O senador Antonio Anastasia (PSD-MG) é o novo ministro do Tribunal de Contas da União. Venceu no plenário a disputa com os senadores Kátia Abreu (PP-TO) e Fernando Bezerra Coelho (MDB-PE) e, em seguida, teve seu nome aprovado pela Câmara dos Deputados. Ele ocupa o lugar de Raimundo Carreiro, que assume a Embaixada do Brasil em Portugal. O senador mineiro fica com a vaga da cota do Senado. O cargo é vitalício e o salário está no patamar máximo do serviço público, em torno de R$ 37 mil por mês. Aos 60 anos, tem pelo menos 15 anos de sinecura pela frente.

Anastasia pedalou muito para chegar ao TCU. Nome do bolso do colete do presidente do Senado, Rodrigo Pacheco (PSD-MG), colhe, em torno de cinco anos depois, a última parcela devida pelos serviços prestados no impeachment de Dilma Rousseff. Foi de sua lavra o longo relatório, de mais de 400 páginas, que pedia ao Senado a aprovação da admissibilidade do processo contra a presidente. Ele foi indicado para a tarefa por Aécio Neves (PSDB-MG), que sempre o tratou como uma espécie de reserva técnica ou despachante de seus interesses.

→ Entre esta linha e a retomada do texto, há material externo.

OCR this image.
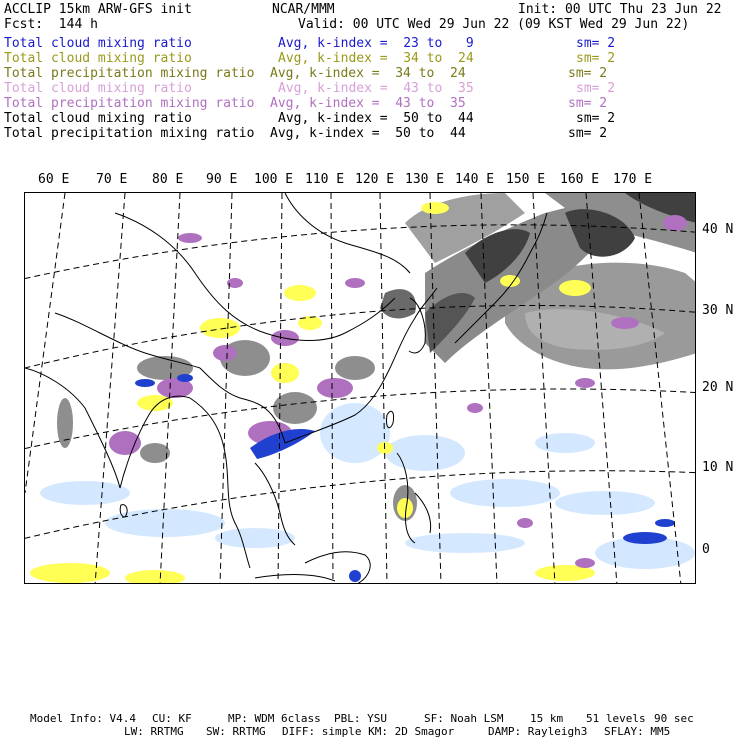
ACCLIP 15km ARW-GFS init	NCAR/MMM	Init: 00 UTC Thu 23 Jun 22
Fcst:  144 h	Valid: 00 UTC Wed 29 Jun 22 (09 KST Wed 29 Jun 22)
Total cloud mixing ratio	Avg, k-index =  23 to   9	sm= 2
Total cloud mixing ratio	Avg, k-index =  34 to  24	sm= 2
Total precipitation mixing ratio Avg, k-index =  34 to  24	sm= 2
Total cloud mixing ratio	Avg, k-index =  43 to  35	sm= 2
Total precipitation mixing ratio Avg, k-index =  43 to  35	sm= 2
Total cloud mixing ratio	Avg, k-index =  50 to  44	sm= 2
Total precipitation mixing ratio Avg, k-index =  50 to  44	sm= 2
60 E 70 E 80 E 90 E 100 E 110 E 120 E 130 E 140 E 150 E 160 E 170 E
40 N
30 N
20 N
10 N
0
Model Info: V4.4 CU: KF	MP: WDM 6class PBL: YSU	SF: Noah LSM 15 km 51 levels 90 sec
LW: RRTMG SW: RRTMG DIFF: simple KM: 2D Smagor	DAMP: Rayleigh3 SFLAY: MM5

Tudo para dar vez ao ódio aecista pela derrota nas urnas

Anastasia coordenou a campanha de Neves ao governo de Minas, inventando para isso o artifício do choque de gestão, a grande estratégia de marketing do tucano. Foi vice de Aécio, assumiu o governo no último ano de governo e se reelegeu para cumprir um mandato inexpressivo e antipopular. Com jeito de bom moço, foi uma espécie de coringa do conservadorismo em Minas Gerais desde o governo de Hélio Garcia. Atuou no planejamento e gestão, segurança pública, administração, recursos humanos e cultura. Era só chamar.

“Meu garoto”

Como um carimbo burocrático umedecido com a tinta da pretensa competência técnica e da ética, Anastasia era a face menos comprometedora de Aécio Neves. Uma espécie de “meu garoto”, que com o passar do tempo foi se tornando cada vez menos autônomo e menos garoto. Com sua atuação na Comissão do Impeachment, rasgou de vez a fantasia.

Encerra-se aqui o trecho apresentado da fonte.